13.4 Waiver and Cumulative Remedies. No failure or delay by either party in exercising any right under this Agreement shall
constitute a waiver of that right unless expressly acknowledged and agreed to by both parties in writing. Other than as expressly
stated herein, the remedies provided herein are in addition to, and not exclusive of, any other remedies of a party at law or in
equity.
13.5 Severability. If any provision of this Agreement is held by a court of competent jurisdiction to be contrary to law, the
provision shall be modified by the court and interpreted so as best to reflect the intentions of the original provision to the fullest
extent permitted by law, and the remaining provisions of this Agreement shall remain in effect.
13.6 Attorney Fees. You shall pay on demand all of Our reasonable attorney fees and other costs incurred by Us to collect any
fees or charges due Us under this Agreement following Your breach of Section 5.2 (Invoicing and Payment).
13.7 Assignment. Neither party may assign any of its rights or obligations hereunder, whether by operation of law or otherwise,
without the prior written consent of the other party (not to be unreasonably withheld). Notwithstanding the foregoing, either
party may assign this Agreement in its entirety (including all Order Forms), without consent of the other party, to its Affiliate or
in connection with a merger, acquisition, corporate reorganization, or sale of all or substantially all of its assets not involving a
direct competitor of the other party. A party's sole remedy for any purported assignment by the other party in breach of this
paragraph shall be, at the non-assigning party's election, termination of this Agreement upon written notice to the assigning
party. In the event of such a termination, We shall refund to You any prepaid fees covering the remainder of the term of all
subscriptions after the effective date of termination. Subject to the foregoing, this Agreement shall bind and inure to the benefit
of the parties, their respective successors and permitted assigns.

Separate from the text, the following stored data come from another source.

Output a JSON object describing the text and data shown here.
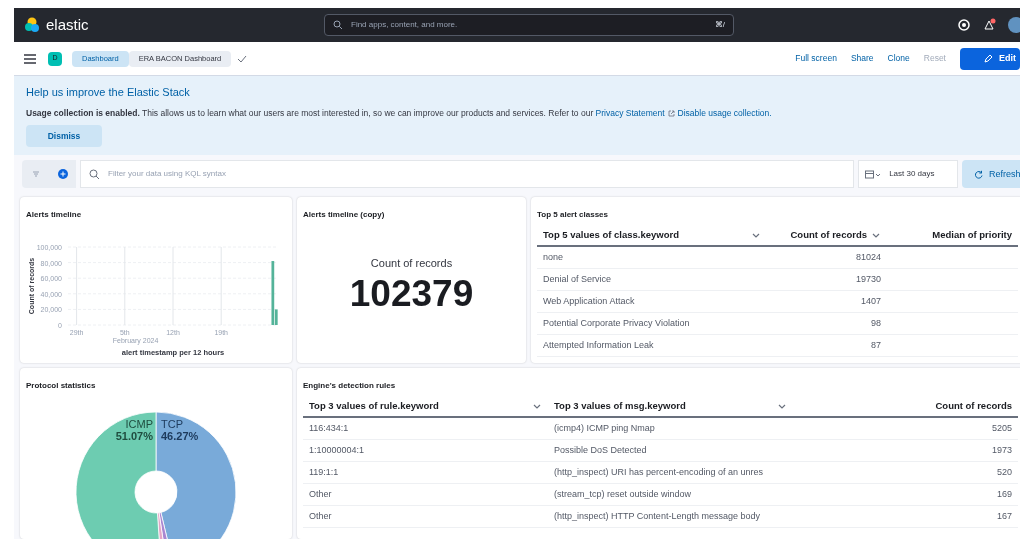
{
  "header": {
    "logo": "elastic",
    "search": {
      "placeholder": "Find apps, content, and more.",
      "shortcut": "⌘/"
    }
  },
  "nav": {
    "space": "D",
    "breadcrumbs": [
      {
        "label": "Dashboard",
        "selected": false
      },
      {
        "label": "ERA BACON Dashboard",
        "selected": true
      }
    ],
    "actions": [
      {
        "label": "Full screen",
        "disabled": false
      },
      {
        "label": "Share",
        "disabled": false
      },
      {
        "label": "Clone",
        "disabled": false
      },
      {
        "label": "Reset",
        "disabled": true
      }
    ],
    "edit": "Edit"
  },
  "banner": {
    "title": "Help us improve the Elastic Stack",
    "text": "**Usage collection is enabled.** This allows us to learn what our users are most interested in, so we can improve our products and services. Refer to our",
    "link": "Privacy Statement",
    "link2": "Disable usage collection.",
    "dismiss": "Dismiss"
  },
  "filter": {
    "placeholder": "Filter your data using KQL syntax",
    "range": "Last 30 days",
    "refresh": "Refresh"
  },
  "panels": [
    {
      "kind": "timeline",
      "title": "Alerts timeline",
      "date_label": "February 2024",
      "chart_data": {
        "type": "bar",
        "xlabel": "alert timestamp per 12 hours",
        "ylabel": "Count of records",
        "categories": [
          null,
          null,
          "29th",
          null,
          null,
          null,
          null,
          null,
          null,
          null,
          null,
          null,
          null,
          null,
          null,
          null,
          "5th",
          null,
          null,
          null,
          null,
          null,
          null,
          null,
          null,
          null,
          null,
          null,
          null,
          null,
          "12th",
          null,
          null,
          null,
          null,
          null,
          null,
          null,
          null,
          null,
          null,
          null,
          null,
          null,
          "19th",
          null,
          null,
          null,
          null,
          null,
          null,
          null,
          null,
          null,
          null,
          null,
          null,
          null,
          null,
          null,
          null
        ],
        "values": [
          null,
          null,
          null,
          null,
          null,
          null,
          null,
          null,
          null,
          null,
          null,
          null,
          null,
          null,
          null,
          null,
          null,
          null,
          null,
          null,
          null,
          null,
          null,
          null,
          null,
          null,
          null,
          null,
          null,
          null,
          null,
          null,
          null,
          null,
          null,
          null,
          null,
          null,
          null,
          null,
          null,
          null,
          null,
          null,
          null,
          null,
          null,
          null,
          null,
          null,
          null,
          null,
          null,
          null,
          null,
          null,
          null,
          null,
          null,
          82000,
          20000
        ],
        "ylim": [
          0,
          100000
        ],
        "grid": true,
        "yticks": [
          {
            "value": 0,
            "label": "0"
          },
          {
            "value": 20000,
            "label": "20,000"
          },
          {
            "value": 40000,
            "label": "40,000"
          },
          {
            "value": 60000,
            "label": "60,000"
          },
          {
            "value": 80000,
            "label": "80,000"
          },
          {
            "value": 100000,
            "label": "100,000"
          }
        ],
        "color": "#54b399"
      }
    },
    {
      "kind": "metric",
      "title": "Alerts timeline (copy)",
      "label": "Count of records",
      "value": "102379"
    },
    {
      "kind": "table",
      "title": "Top 5 alert classes",
      "columns": [
        "Top 5 values of class.keyword",
        "Count of records",
        "Median of priority"
      ],
      "rows": [
        [
          "none",
          "81024"
        ],
        [
          "Denial of Service",
          "19730"
        ],
        [
          "Web Application Attack",
          "1407"
        ],
        [
          "Potential Corporate Privacy Violation",
          "98"
        ],
        [
          "Attempted Information Leak",
          "87"
        ]
      ]
    },
    {
      "kind": "pie",
      "title": "Protocol statistics",
      "chart_data": {
        "type": "donut",
        "categories": [
          "ICMP",
          "TCP",
          null,
          null
        ],
        "values": [
          51.07,
          46.27,
          1.4,
          1.26
        ],
        "colors": [
          "#6dccb1",
          "#79aad9",
          "#a987d1",
          "#e4a6c7"
        ],
        "value_labels": [
          "51.07%",
          "46.27%",
          null,
          null
        ]
      }
    },
    {
      "kind": "table",
      "title": "Engine's detection rules",
      "columns": [
        "Top 3 values of rule.keyword",
        "Top 3 values of msg.keyword",
        "Count of records"
      ],
      "rows": [
        [
          "116:434:1",
          "(icmp4) ICMP ping Nmap",
          "5205"
        ],
        [
          "1:10000004:1",
          "Possible DoS Detected",
          "1973"
        ],
        [
          "119:1:1",
          "(http_inspect) URI has percent-encoding of an unres",
          "520"
        ],
        [
          "Other",
          "(stream_tcp) reset outside window",
          "169"
        ],
        [
          "Other",
          "(http_inspect) HTTP Content-Length message body",
          "167"
        ]
      ]
    }
  ]
}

13.8 Entire Agreement. This Agreement, including all exhibits and addenda hereto and all Order Forms, constitutes the entire
agreement between the parties and supersedes all prior and contemporaneous agreements, proposals or representations,
written or oral, concerning its subject matter. Except as in Section 13.9, no modification, amendment, or waiver of any provision
of this Agreement shall be effective unless in writing and either signed or accepted electronically by the party against whom the
modification, amendment or waiver is to be asserted. However, to the extent of any conflict or inconsistency between the
provisions in the body of this Agreement and any exhibit or addendum hereto or any Order Form, the terms of such exhibit,
addendum or Order Form shall prevail. Notwithstanding any language to the contrary therein, no terms or conditions stated in
Your purchase order or other order documentation (excluding Order Forms) shall be incorporated into or form any part of this
Agreement, and all such terms or conditions shall be null and void.
13.9 Modification to Terms. Notwithstanding section 13.8, We reserve the right to modify the terms and conditions of this
Agreement or the policies relating to the Services at any time, effective at the anniversary of your renewal term following
posting of an updated version of this Agreement on the Service. You are responsible for regularly reviewing this Agreement.
Renewal and continued use of the Service after any such changes shall constitute your consent to such changes.